ALFREDO MANTOVANO
SOTTOSEGRETARIO DI STATO
MINISTERO DELL'INTERNO

 


Interventi sulla stampa

 

Articolo pubblicato su l'Adige
(Sezione: Attualità                PAG 4)
mercoledì 12 gennaio 2005

 

 

Favara nella sua relazione ipotizza che si formino i quadri per la guerra in Iraq. Gli imam polemizzano

 

 «Nelle moschee reclutano i terroristi»

Le accuse del procuratore. I musulmani: ha il dovere di fare i nomi


 

ROMA - Nelle moschee italiane si reclutano terroristi islamici da utilizzare per attentati nei paesi occidentali o da inviare in Iraq a combattere contro le forze della coalizione internazionale.

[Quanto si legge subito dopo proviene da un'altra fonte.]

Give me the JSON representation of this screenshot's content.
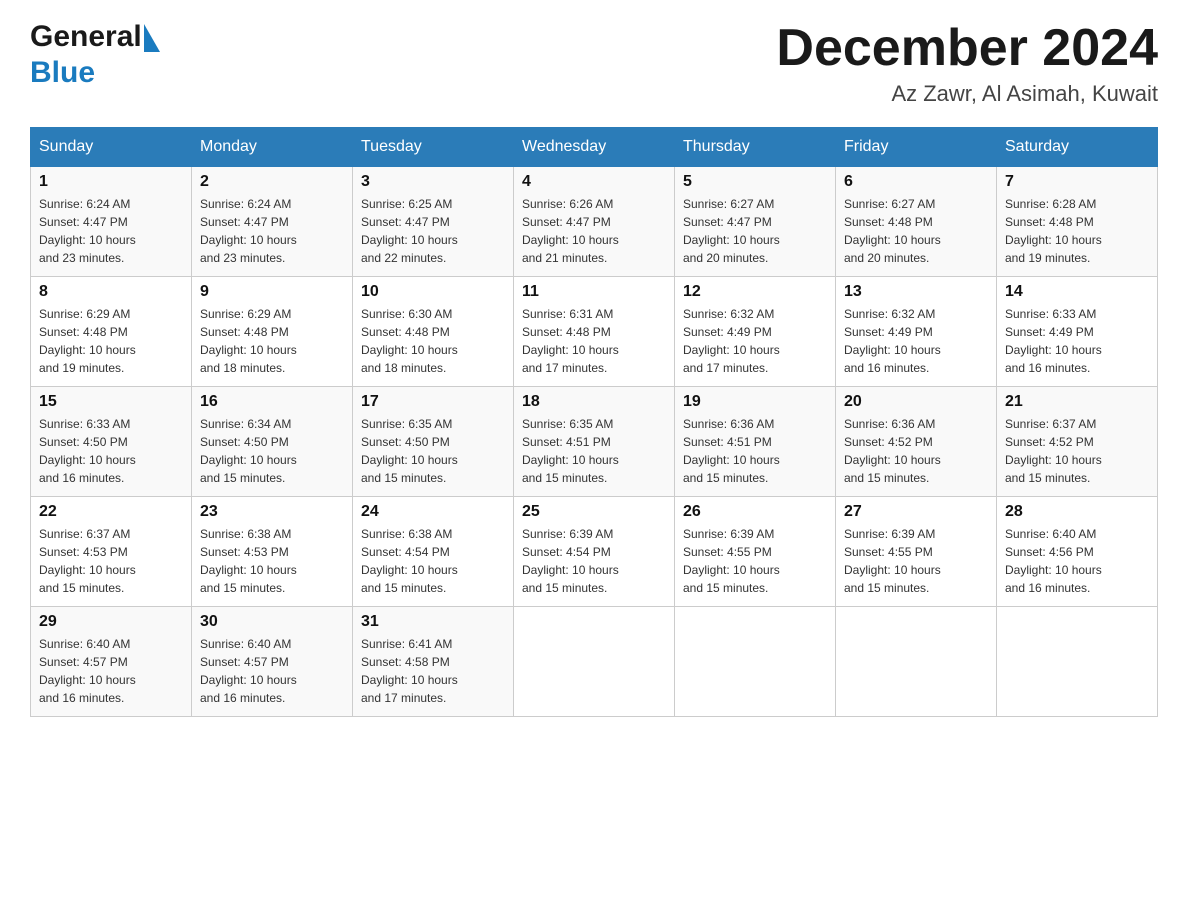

A lanciare l’allarme è il procuratore generale della Cassazione Francesco Favara, nella relazione per l’inaugurazione dell’anno giudiziario. Un allarme respinto però con forza dalle associazioni islamiche in Italia che accusano il procuratore di non conoscere la realtà musulmana e gli chiedono di fare, se li ha, nomi e cognomi di terroristi e reclutatori. «Alcuni luoghi di incontro della comunità islamica in Italia sono utilizzati oltre che per l’attività di supporto e sostegno al terrorismo internazionale, anche come osservatori per l’individuazione di possibili reclute» dice Favara, sostenendo che «le organizzazioni terroristiche hanno caratteristiche che le rendono più sfuggenti e meno permeabili alle indagini in quanto strutturate in forma non rigida né gerarchica e capaci di operare con cellule disseminate sul territorio». Secondo Favara c’è il «riscontrato incremento delle minacce contro il nostro Paese» e a suo avviso «qualche preoccupazione desta il sospettato coinvolgimento di taluni religiosi in attività di supporto e sostegno al terrorismo internazionale ». Un allarme che, secondo il sottosegretario all’Interno Alfredo Mantovano, «confermano le indagini svolte negli ultimi anni in varie città italiane e puntualmente registrate dalle relazioni dei corpi di polizia e dei servizi, su cui più volte il Viminale ha richiamato l’attenzione».

Il primo a rispondere alle accuse del pg è il portavoce del centro culturale islamico di Roma, Mario Scialoja che non esclude la possibilità di «incontri fuorilegge » all’insaputa dei vertici delle moschee, sottolineando però che queste sono «soltanto luogo di preghiera e di incontro, che svolgono una funzione sociale». Più duro il presidente dell’istituto culturale islamico di viale Jenner a Milano (moschea al centro di diverse indagini) Abdel Hamid Shaari. «Quando un magistrato parla di certe cose o fa i nomi, i cognomi, dice i luoghi a cui si riferisce o sarebbe meglio che avesse maggiore cautela» sottolinea. «Troppo spesso si confondono i luoghi con le persone che li frequentano. Le cose dette dal procuratore generale mi sembrano pronunciate da chi non conosce per nulla la vita delle moschee. Se sa qualcosa faccia delle denunce precise: siamo i primi a voler sapere». E chiede chiarezza anche l’Imam di Colle Val d’Elsa Fers Jabareen: «È come se si dicesse la stessa cosa per le chiese cattoliche a proposito della mafia».